Nos exponemos sin pensarlo, y no solo a nosotros, también a los que están con nosotros, muchas veces menores de edad, para dejar de vivir experiencias a través de nuestros sentidos, de nuestro cuerpo, cuando tardamos tanto en hacer la foto perfecta de ese plato maravilloso que vamos a degustar finalmente frío, nos empeñamos en grabar en vídeo a nuestro grupo favorito, en vez de disfrutar del concierto abrazado al colega de al lado entonando sus canciones voz en grito, o postureamos tanto en la playa (a veces hasta la vergüenza, todo hay que decirlo) que se nos olvida darnos el baño por el que hemos conducido horas para llegar a esa playa tan cool.
Lo peor es que en todo ello a menudo puede más el mostrar, o demostrar, que somos geniales en lo que hacemos, que vivimos una vida llena de planes y que estamos a la última en tendencias, que el ser fieles a la realidad. Pues lo que se publica, más a menudo de lo que pensamos, es pura ficción. Y ese es otro cantar.
Otro cantar que también tiene su palabro: Snapchat dysmorphia. Aunque toma su nombre de esta aplicación no se reduce exclusivamente a ella, al contrario, tiene su culmen en otras mucho más usadas, especialmente por la gente más joven. Y no lo digo yo, lo dicen investigadores de la Universidad de Boston, quienes afirman que los filtros para selfies están distorsionando cada vez más la final línea que separa realidad de fantasía.

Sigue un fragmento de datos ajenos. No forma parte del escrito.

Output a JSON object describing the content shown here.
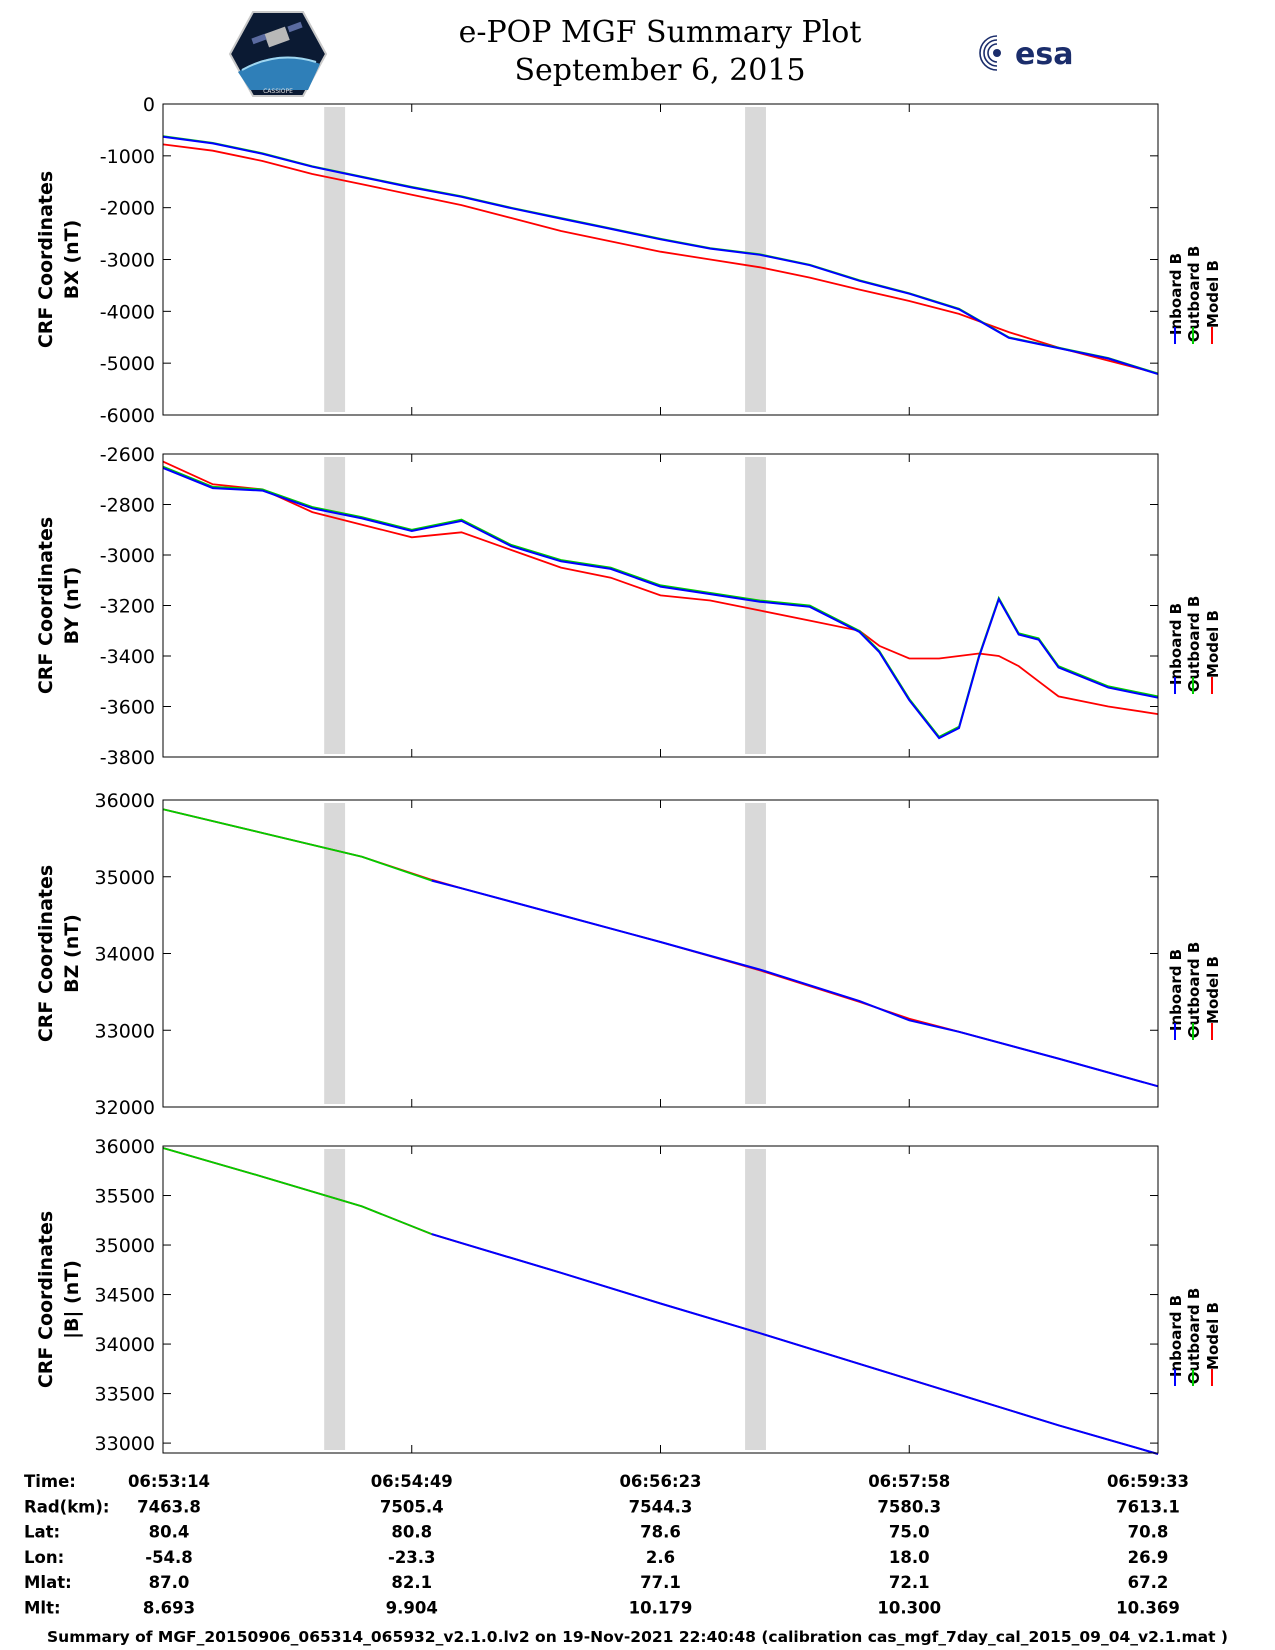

Hombres y mujeres que tunean sus rostros para hacerlos más jóvenes, más estilizados, más bellos se supone. Y es que la tentación es constante porque hay algunos que consiguen resultados increíbles. Sí, reconozco que algunos he probado, y la diferencia entre la Elena que soy y la que podría ser tras un filtros es significativa. Qué digo significativa, es abismal. Y eso que una se cuida un montón, por dentro y por fuera, que ya no somos niñas…
Y es precisamente a esas, a las niñas, a las que más daño puede hacer. Adolescentes que se obsesionan por aparecer siempre perfectas, más cerca de un dibujo animado que de una persona real, hasta disparar su estrés y su infelicidad debido a su aspecto. Tanto que empieza a ser común recurrir a cirujanos plásticos que con unos retoques les acerquen a esa belleza imaginaria que es su selfie. Una locura.
La tecnología y sus avances ofrece miles de posibilidades increíbles que hacen de este mundo un lugar mejor, y las redes sociales también contribuyen en alguna medida a ello: conexión sin barreras, denuncia social, grupos con intereses comunes, apertura de mente, visibilidad a nuestros negocios, incluso visitar lugares recónditos. Todo a nuestro alcance al golpe de un clic. Pero antes de darle a la tecla pensemos bien qué objetivos tenemos, qué queremos conseguir y qué estamos dispuestos a dar a cambio, a veces incluso a qué estamos dispuestos a renunciar. Porque cuando se trata de nuestra imagen, no todo vale.
*** Elena Ceballos es senior Marketing y PR Manager en España y Latam en Dolby Laboratories.